Here’s an example: You own an apartment building for many years. You are making estate plans and strategizing how to leave this one property to your three children in your estate. Rather than hold the one building you know your children do not want to own or manage, you decide to sell it for $1,800,000 as part of a 1031 Exchange.
Presumably you would consult with each of your children in the selection and acquire three separate replacement properties, each worth $600,000, to benefit from the 100% tax deferral.
Working with your legal counsel, each property could be placed into its own revocable living trust with one of the children being named as the beneficiary of the trust. When you pass away, the properties will automatically transfer to the named beneficiary, free of taxes and with a stepped up basis equal to the value of the property at the time of death.
1031 BENEFIT: Pulling Out Equity Later
By participating in a 1031 Exchange, you could have continued income from the new rental property.

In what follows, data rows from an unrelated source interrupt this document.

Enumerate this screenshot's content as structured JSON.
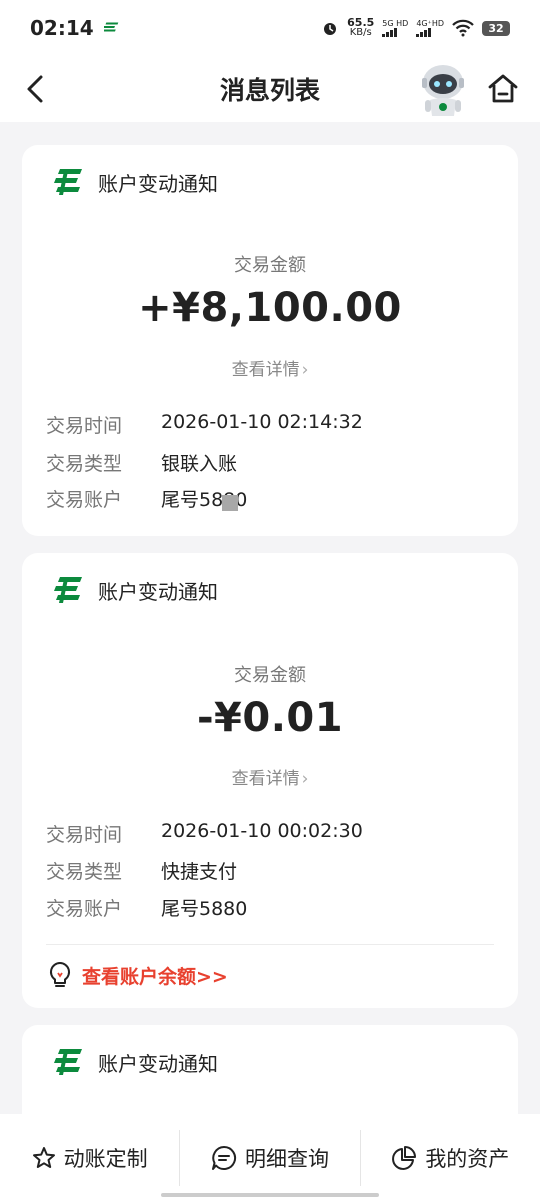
{
  "status": {
    "time": "02:14",
    "speed_value": "65.5",
    "speed_unit": "KB/s",
    "net1": "5G HD",
    "net2": "4G⁺HD",
    "battery": "32"
  },
  "header": {
    "title": "消息列表"
  },
  "cards": [
    {
      "title": "账户变动通知",
      "amount_label": "交易金额",
      "amount": "+¥8,100.00",
      "detail": "查看详情",
      "rows": [
        {
          "k": "交易时间",
          "v": "2026-01-10 02:14:32"
        },
        {
          "k": "交易类型",
          "v": "银联入账"
        },
        {
          "k": "交易账户",
          "v": "尾号5880"
        }
      ]
    },
    {
      "title": "账户变动通知",
      "amount_label": "交易金额",
      "amount": "-¥0.01",
      "detail": "查看详情",
      "rows": [
        {
          "k": "交易时间",
          "v": "2026-01-10 00:02:30"
        },
        {
          "k": "交易类型",
          "v": "快捷支付"
        },
        {
          "k": "交易账户",
          "v": "尾号5880"
        }
      ],
      "balance_link": "查看账户余额>>"
    },
    {
      "title": "账户变动通知"
    }
  ],
  "bottom": {
    "tab1": "动账定制",
    "tab2": "明细查询",
    "tab3": "我的资产"
  },
  "colors": {
    "brand_green": "#0c8a3d",
    "accent_red": "#e8412f"
  }
}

And you have the option later on to potentially pull equity out if you need funds for something else, such as supplemental living, improvements to be made or even paying for college tuition.
Here’s an example: You bought a rental property a few years back for $400,000 and now you are able to sell the property for $600,000. That is a potential gain of 200,000. That amount, minus any improvements made and closing costs, would be taxable at the capital gains rates. Paying $50-$80K in taxes now just to put the remaining funds in a low interest savings account may not be the best use of your equity.